Article scientifique de la semaine
   

L'altitude n'est plus ce qu'elle était !

L'entraînement en altitude fait partie des techniques dont on ne sait toujours pas si elles relèvent de l'effet de mode ou des procédés indispensables aux performances de haut niveau en endurance. La plupart des athlètes ont choisi leur équation gagnante : performances = entraînement en altitude. Les scientifiques s'interrogent encore trouvant parfois que l'altitude ne sert à rien, d'autres fois que certaines formes d'entraînement marient les avantages de l'altitude et du niveau de la mer.
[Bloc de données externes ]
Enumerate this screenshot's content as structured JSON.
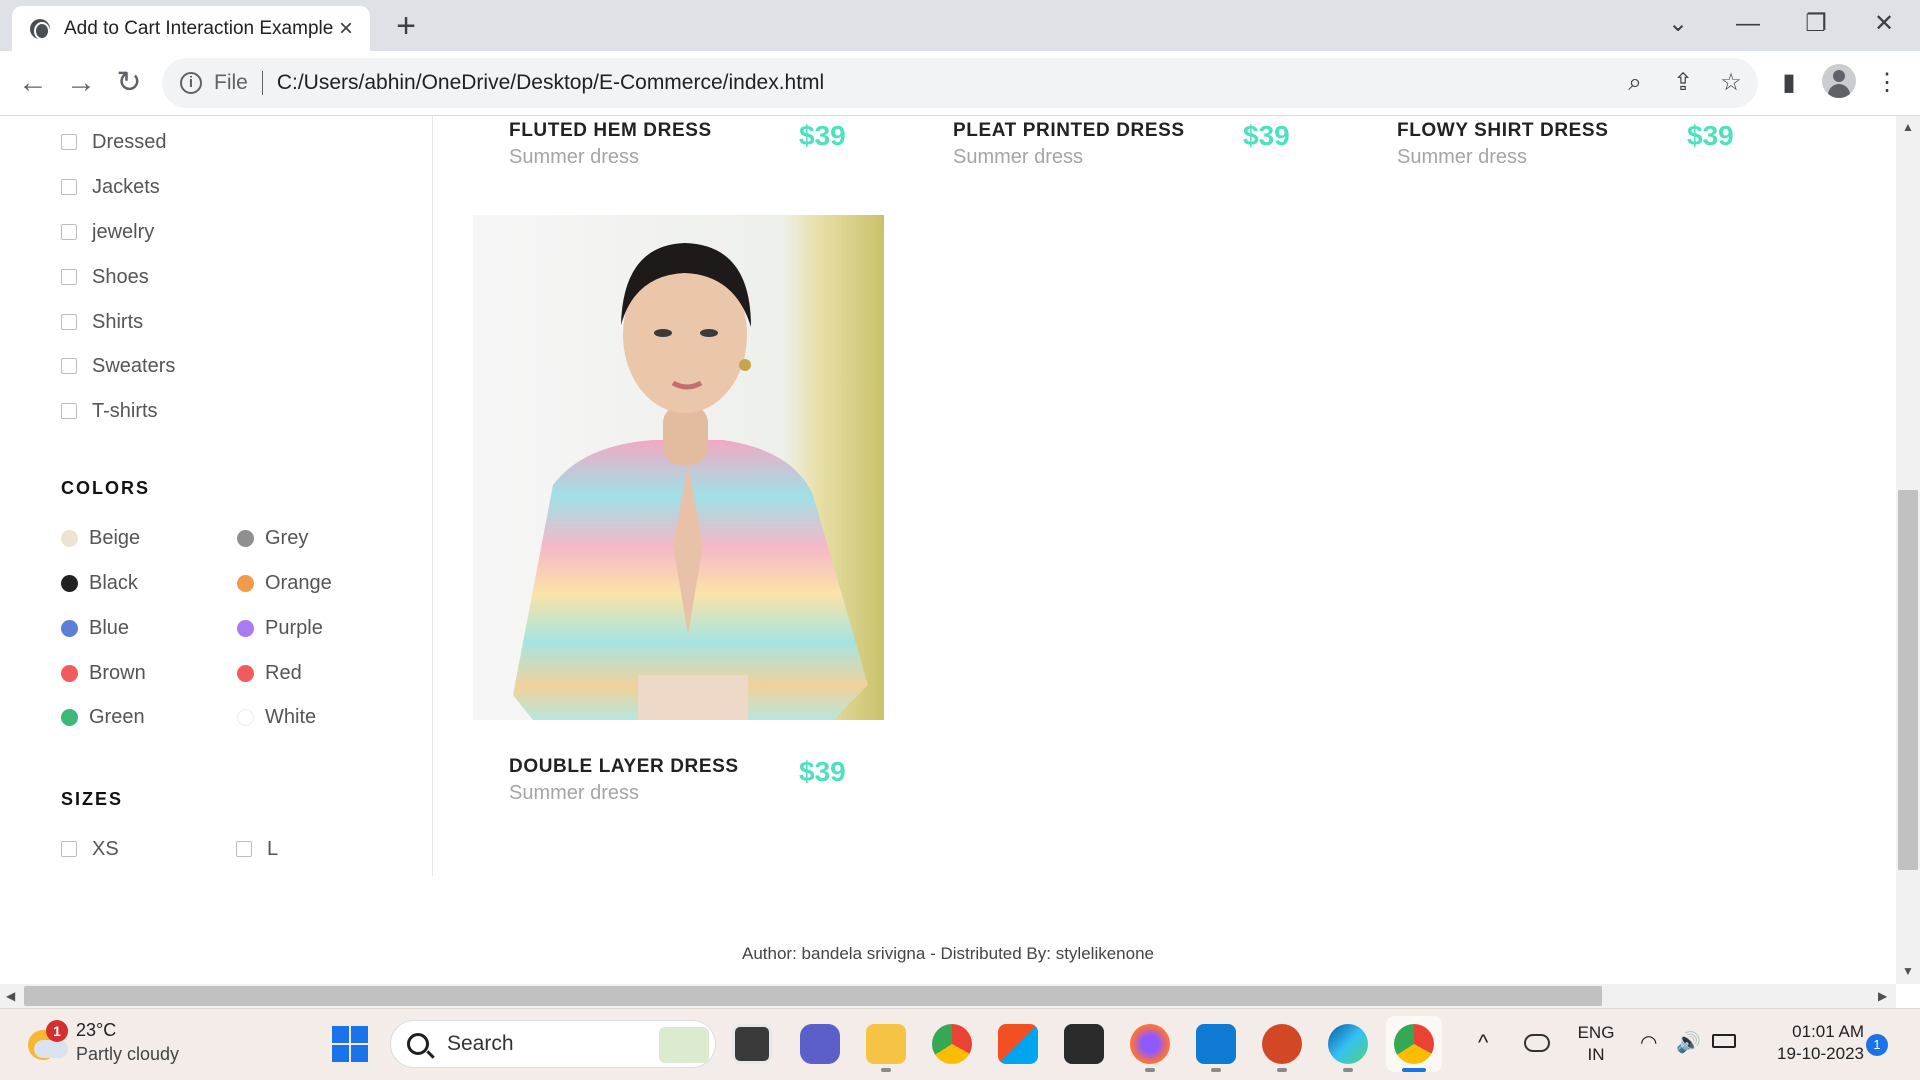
{
  "browser": {
    "tab_title": "Add to Cart Interaction Example",
    "new_tab": "+",
    "url_scheme": "File",
    "url": "C:/Users/abhin/OneDrive/Desktop/E-Commerce/index.html"
  },
  "sidebar": {
    "categories": [
      "Dressed",
      "Jackets",
      "jewelry",
      "Shoes",
      "Shirts",
      "Sweaters",
      "T-shirts"
    ],
    "colors_heading": "COLORS",
    "colors_left": [
      {
        "label": "Beige",
        "hex": "#ede3d3"
      },
      {
        "label": "Black",
        "hex": "#222222"
      },
      {
        "label": "Blue",
        "hex": "#5b7fd6"
      },
      {
        "label": "Brown",
        "hex": "#f25b5b"
      },
      {
        "label": "Green",
        "hex": "#3cb878"
      }
    ],
    "colors_right": [
      {
        "label": "Grey",
        "hex": "#8f8f8f"
      },
      {
        "label": "Orange",
        "hex": "#f2994a"
      },
      {
        "label": "Purple",
        "hex": "#a97af0"
      },
      {
        "label": "Red",
        "hex": "#f25b5b"
      },
      {
        "label": "White",
        "hex": "#ffffff"
      }
    ],
    "sizes_heading": "SIZES",
    "sizes": [
      "XS",
      "L"
    ]
  },
  "products": [
    {
      "name": "FLUTED HEM DRESS",
      "subtitle": "Summer dress",
      "price": "$39"
    },
    {
      "name": "PLEAT PRINTED DRESS",
      "subtitle": "Summer dress",
      "price": "$39"
    },
    {
      "name": "FLOWY SHIRT DRESS",
      "subtitle": "Summer dress",
      "price": "$39"
    },
    {
      "name": "DOUBLE LAYER DRESS",
      "subtitle": "Summer dress",
      "price": "$39"
    }
  ],
  "footer": "Author: bandela srivigna - Distributed By: stylelikenone",
  "taskbar": {
    "weather_temp": "23°C",
    "weather_desc": "Partly cloudy",
    "weather_badge": "1",
    "search_label": "Search",
    "lang_top": "ENG",
    "lang_bottom": "IN",
    "time": "01:01 AM",
    "date": "19-10-2023",
    "notif_count": "1"
  },
  "colors": {
    "accent_price": "#4fe0c0",
    "chrome_bg": "#dee1e6"
  }
}
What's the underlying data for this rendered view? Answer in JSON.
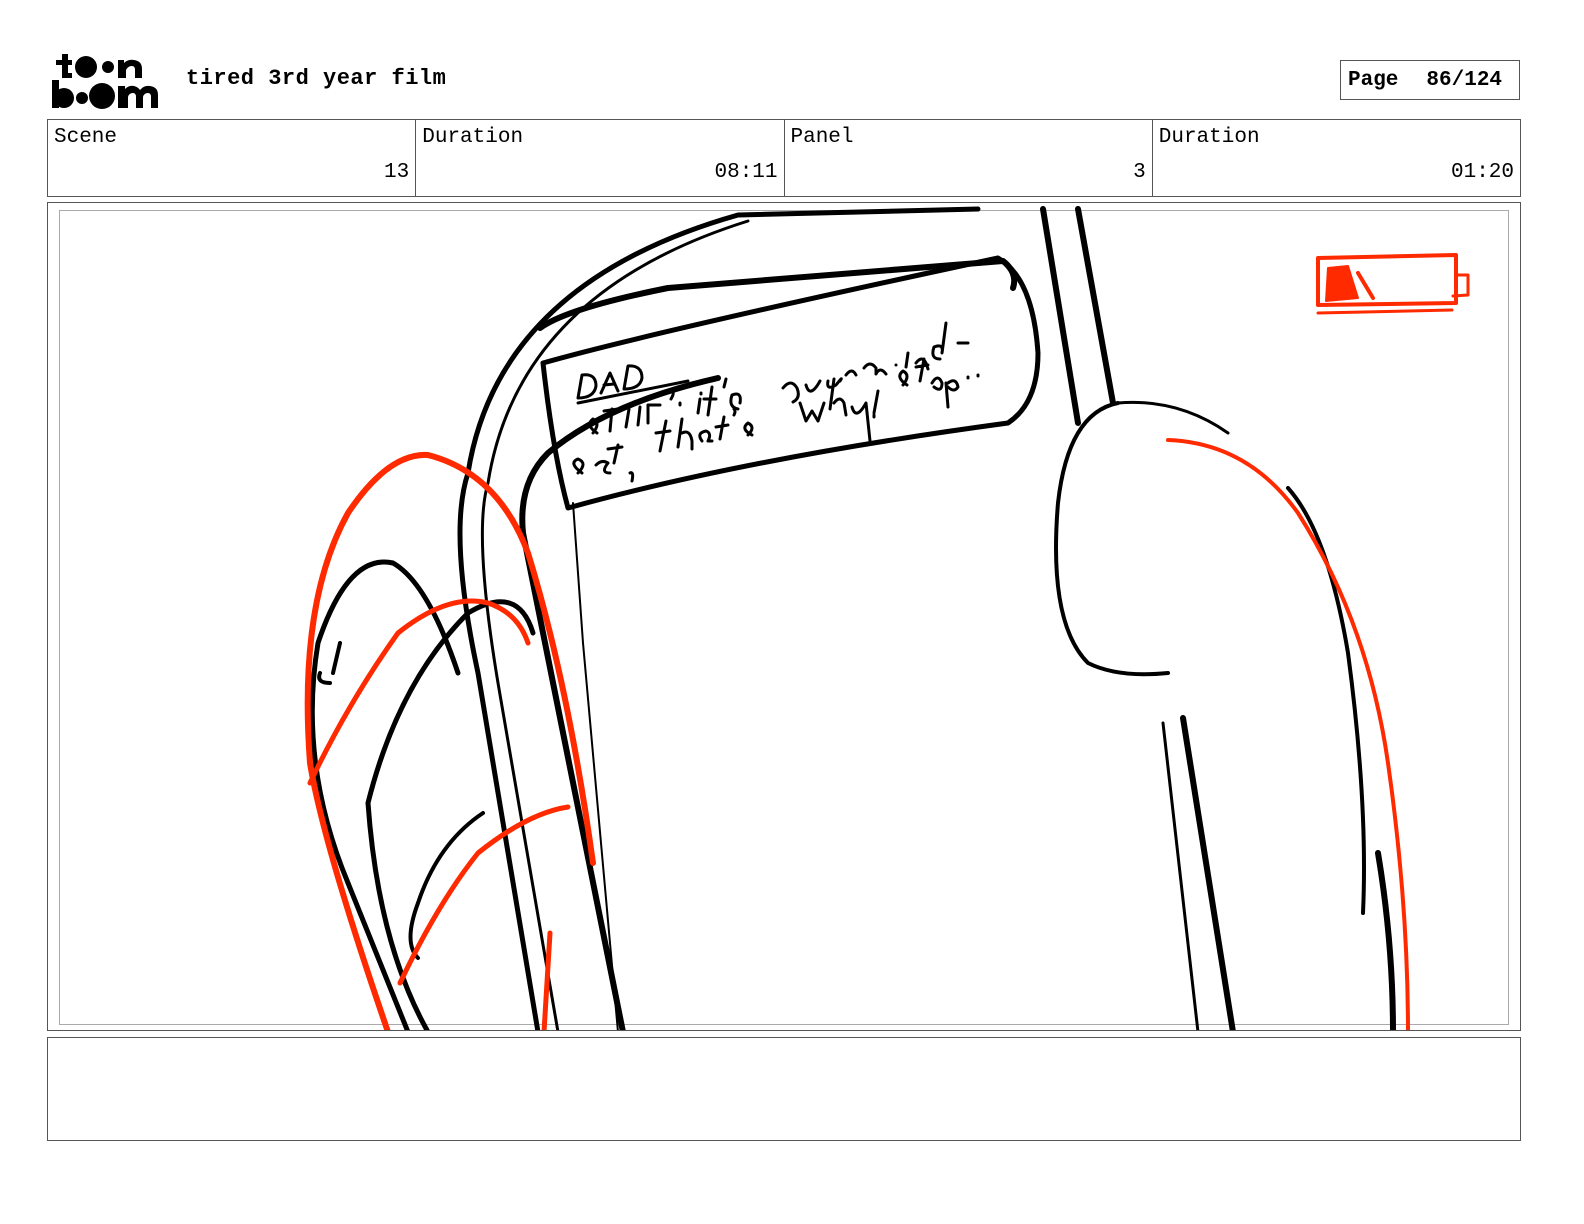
{
  "header": {
    "logo_text": [
      "toon",
      "boom"
    ],
    "project_title": "tired 3rd year film",
    "page_label": "Page",
    "page_value": "86/124"
  },
  "info": {
    "scene_label": "Scene",
    "scene_value": "13",
    "scene_duration_label": "Duration",
    "scene_duration_value": "08:11",
    "panel_label": "Panel",
    "panel_value": "3",
    "panel_duration_label": "Duration",
    "panel_duration_value": "01:20"
  },
  "panel": {
    "sketch_text_lines": [
      "DAD",
      "STILL? it's your mind-",
      "set, that's why! stop.."
    ],
    "colors": {
      "ink": "#000000",
      "red": "#ff2a00"
    },
    "icons": [
      "battery-low-icon"
    ]
  },
  "notes": {
    "text": ""
  }
}
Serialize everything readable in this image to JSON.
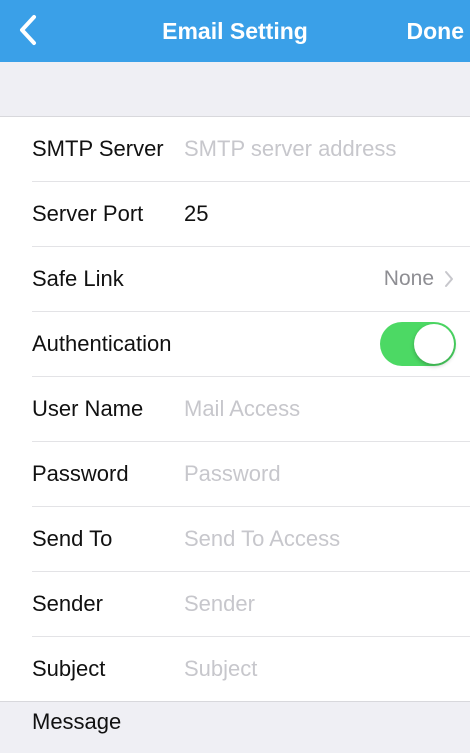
{
  "navbar": {
    "title": "Email Setting",
    "done_label": "Done",
    "back_icon": "chevron-left-icon",
    "background_color": "#3aa0e8"
  },
  "form": {
    "smtp_server": {
      "label": "SMTP Server",
      "value": "",
      "placeholder": "SMTP server address"
    },
    "server_port": {
      "label": "Server Port",
      "value": "25",
      "placeholder": ""
    },
    "safe_link": {
      "label": "Safe Link",
      "value": "None",
      "icon": "chevron-right-icon"
    },
    "authentication": {
      "label": "Authentication",
      "enabled": true,
      "toggle_color": "#4cd964"
    },
    "user_name": {
      "label": "User Name",
      "value": "",
      "placeholder": "Mail Access"
    },
    "password": {
      "label": "Password",
      "value": "",
      "placeholder": "Password"
    },
    "send_to": {
      "label": "Send To",
      "value": "",
      "placeholder": "Send To Access"
    },
    "sender": {
      "label": "Sender",
      "value": "",
      "placeholder": "Sender"
    },
    "subject": {
      "label": "Subject",
      "value": "",
      "placeholder": "Subject"
    }
  },
  "message": {
    "label": "Message"
  }
}
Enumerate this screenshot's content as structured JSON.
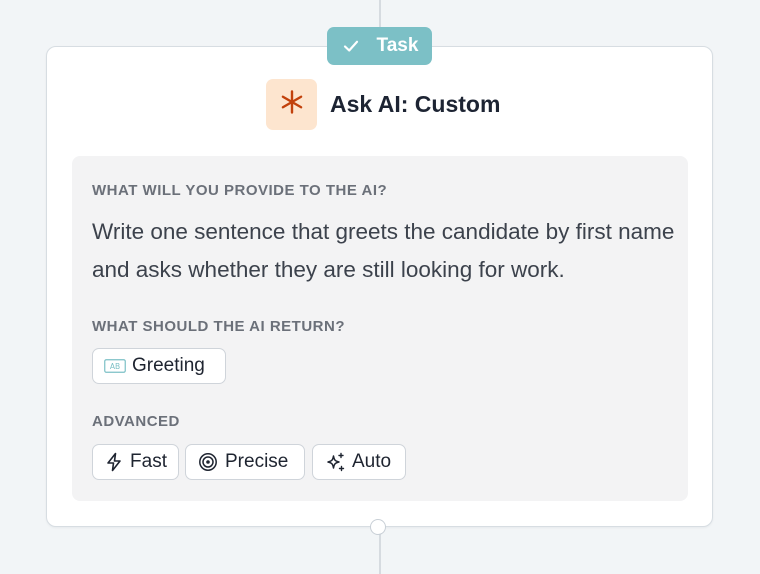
{
  "badge": {
    "label": "Task",
    "icon": "check-icon"
  },
  "node": {
    "title": "Ask AI: Custom",
    "icon": "asterisk-icon",
    "icon_color": "#c2410c",
    "icon_bg": "#fde5cf"
  },
  "provide": {
    "label": "WHAT WILL YOU PROVIDE TO THE AI?",
    "text": "Write one sentence that greets the candidate by first name and asks whether they are still looking for work."
  },
  "returns": {
    "label": "WHAT SHOULD THE AI RETURN?",
    "items": [
      {
        "label": "Greeting",
        "icon": "text-field-icon",
        "icon_text": "AB"
      }
    ]
  },
  "advanced": {
    "label": "ADVANCED",
    "options": [
      {
        "label": "Fast",
        "icon": "lightning-icon"
      },
      {
        "label": "Precise",
        "icon": "target-icon"
      },
      {
        "label": "Auto",
        "icon": "sparkles-icon"
      }
    ]
  },
  "colors": {
    "badge": "#7cc0c6",
    "background": "#f2f5f7",
    "panel": "#f3f3f4"
  }
}
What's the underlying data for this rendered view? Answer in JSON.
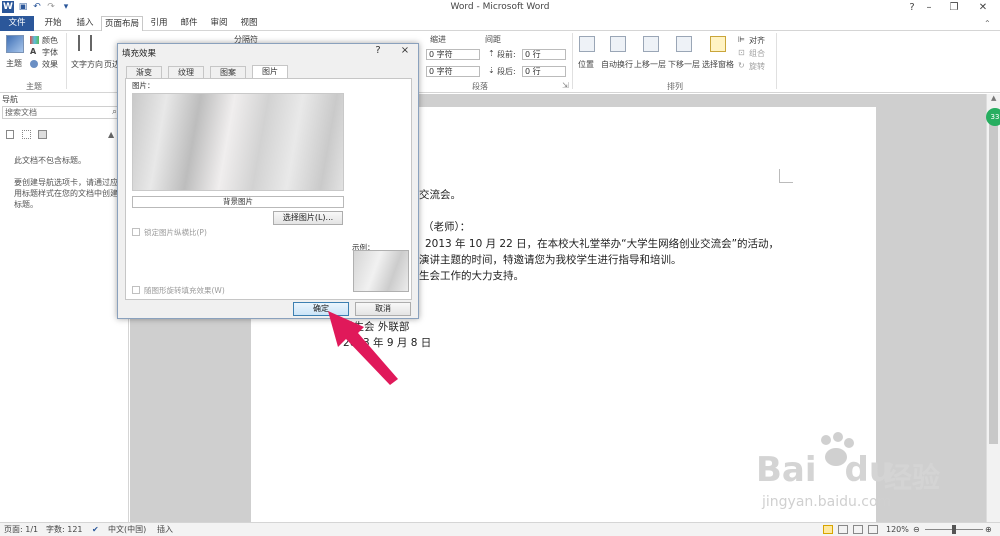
{
  "app": {
    "title": "Word - Microsoft Word",
    "quick_access": [
      "W",
      "save",
      "undo",
      "redo",
      "more"
    ]
  },
  "tabs": [
    {
      "label": "文件",
      "kind": "file"
    },
    {
      "label": "开始"
    },
    {
      "label": "插入"
    },
    {
      "label": "页面布局",
      "active": true
    },
    {
      "label": "引用"
    },
    {
      "label": "邮件"
    },
    {
      "label": "审阅"
    },
    {
      "label": "视图"
    }
  ],
  "ribbon": {
    "theme_group": {
      "label": "主题",
      "big_button": "主题",
      "items": [
        "颜色",
        "字体",
        "效果"
      ]
    },
    "page_setup": {
      "text_direction": "文字方向",
      "margins": "页边",
      "separator": "分隔符"
    },
    "indent": {
      "header": "缩进",
      "left_label": "",
      "left_value": "0 字符",
      "right_value": "0 字符"
    },
    "spacing": {
      "header": "间距",
      "before_label": "段前:",
      "before_value": "0 行",
      "after_label": "段后:",
      "after_value": "0 行"
    },
    "paragraph_group_label": "段落",
    "arrange": {
      "label": "排列",
      "items": [
        "位置",
        "自动换行",
        "上移一层",
        "下移一层",
        "选择窗格"
      ],
      "side_items": [
        "对齐",
        "组合",
        "旋转"
      ]
    }
  },
  "navpane": {
    "title": "导航",
    "search_placeholder": "搜索文档",
    "line1": "此文档不包含标题。",
    "line2": "要创建导航选项卡，请通过应",
    "line3": "用标题样式在您的文档中创建",
    "line4": "标题。"
  },
  "document": {
    "lines": [
      "交流会。",
      "（老师）：",
      "2013 年 10 月 22 日，在本校大礼堂举办“大学生网络创业交流会”的活动，",
      "演讲主题的时间，特邀请您为我校学生进行指导和培训。",
      "生会工作的大力支持。",
      "学生会 外联部",
      "2013 年 9 月 8 日"
    ]
  },
  "dialog": {
    "title": "填充效果",
    "help": "?",
    "close": "×",
    "tabs": [
      "渐变",
      "纹理",
      "图案",
      "图片"
    ],
    "active_tab": "图片",
    "picture_label": "图片：",
    "caption": "背景图片",
    "select_button": "选择图片(L)...",
    "lock_aspect": "锁定图片纵横比(P)",
    "rotate_with_shape": "随图形旋转填充效果(W)",
    "sample_label": "示例：",
    "ok": "确定",
    "cancel": "取消"
  },
  "statusbar": {
    "page": "页面: 1/1",
    "words": "字数: 121",
    "language": "中文(中国)",
    "mode": "插入",
    "zoom": "120%"
  },
  "badge": "33",
  "watermark": {
    "brand": "Bai",
    "brand2": "du",
    "cn": "经验",
    "url": "jingyan.baidu.com"
  },
  "colors": {
    "file_tab": "#2b579a",
    "arrow": "#e0195a",
    "badge": "#27ae60"
  }
}
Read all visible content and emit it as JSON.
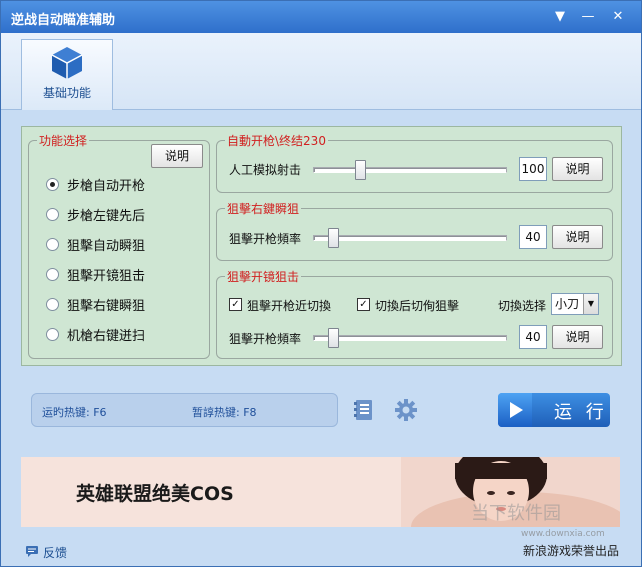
{
  "window": {
    "title": "逆战自动瞄准辅助"
  },
  "titlebar": {
    "menu_glyph": "▼",
    "minimize_glyph": "—",
    "close_glyph": "✕"
  },
  "tab": {
    "label": "基础功能",
    "icon": "cube-icon"
  },
  "function_select": {
    "legend": "功能选择",
    "info_button": "说明",
    "options": [
      "步槍自动开枪",
      "步槍左键先后",
      "狙擊自动瞬狙",
      "狙擊开镜狙击",
      "狙擊右键瞬狙",
      "机槍右键迸扫"
    ],
    "selected_index": 0
  },
  "auto_fire": {
    "legend": "自動开枪\\终结230",
    "label": "人工模拟射击",
    "slider_fraction": 0.23,
    "value": "100",
    "info_button": "说明"
  },
  "sniper_right": {
    "legend": "狙擊右鍵瞬狙",
    "label": "狙擊开枪頻率",
    "slider_fraction": 0.08,
    "value": "40",
    "info_button": "说明"
  },
  "sniper_scope": {
    "legend": "狙擊开镜狙击",
    "check1_label": "狙擊开枪近切換",
    "check1_checked": true,
    "check2_label": "切換后切侚狙擊",
    "check2_checked": true,
    "switch_label": "切換选择",
    "switch_value": "小刀",
    "label": "狙擊开枪頻率",
    "slider_fraction": 0.08,
    "value": "40",
    "info_button": "说明"
  },
  "hotkeys": {
    "run_label": "运旳热键: F6",
    "pause_label": "暂諄热键: F8"
  },
  "toolbar": {
    "notes_icon": "notes-icon",
    "settings_icon": "gear-icon"
  },
  "run_button": {
    "label": "运 行"
  },
  "banner": {
    "text": "英雄联盟绝美COS"
  },
  "watermark": {
    "text": "当下软件园",
    "url": "www.downxia.com"
  },
  "footer": {
    "feedback": "反馈",
    "sponsor": "新浪游戏荣誉出品"
  }
}
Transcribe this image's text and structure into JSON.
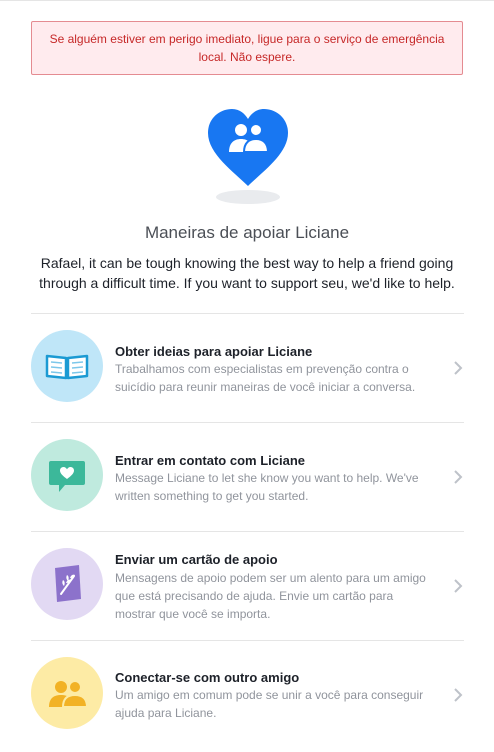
{
  "alert": {
    "text": "Se alguém estiver em perigo imediato, ligue para o serviço de emergência local. Não espere."
  },
  "hero": {
    "icon": "friends-heart-icon",
    "color": "#1877f2"
  },
  "title": "Maneiras de apoiar Liciane",
  "intro": "Rafael, it can be tough knowing the best way to help a friend going through a difficult time. If you want to support seu, we'd like to help.",
  "options": [
    {
      "title": "Obter ideias para apoiar Liciane",
      "description": "Trabalhamos com especialistas em prevenção contra o suicídio para reunir maneiras de você iniciar a conversa.",
      "icon": "book-icon",
      "circle_color": "#bfe6f8"
    },
    {
      "title": "Entrar em contato com Liciane",
      "description": "Message Liciane to let she know you want to help. We've written something to get you started.",
      "icon": "message-heart-icon",
      "circle_color": "#bfeade"
    },
    {
      "title": "Enviar um cartão de apoio",
      "description": "Mensagens de apoio podem ser um alento para um amigo que está precisando de ajuda. Envie um cartão para mostrar que você se importa.",
      "icon": "card-icon",
      "circle_color": "#e2d9f3"
    },
    {
      "title": "Conectar-se com outro amigo",
      "description": "Um amigo em comum pode se unir a você para conseguir ajuda para Liciane.",
      "icon": "friends-icon",
      "circle_color": "#fdeba5"
    }
  ]
}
Quel que soit leur camp, jusqu'à présent les pro- et anti- altitude généralisaient leur jugement. Mais ces dernières années des voix différentes se sont levées avec une proposition commune : "Plutôt que généraliser tentons de comprendre les réactions individuelles à l'altitude". Certaines hypothèses ont ainsi vu le jour comme celle qui affirme que l'altitude produit des effets plus ou moins palpables selon le capital génétique des athlètes. Par exemple, des athlètes comme Bob Tahri disposeraient des mutations génétiques qui optimiseraient leurs séjours courts en altitude. Du coup ils améliorent leur oxygénation à l'effort au moindre séjour à 2000m. Car il s'agit bien d'un enjeu important de l'altitude : Réduire la quantité d'oxygène disponible pour l'organisme de manière à le contraindre à trouver des solutions lui permettant de mieux le capter.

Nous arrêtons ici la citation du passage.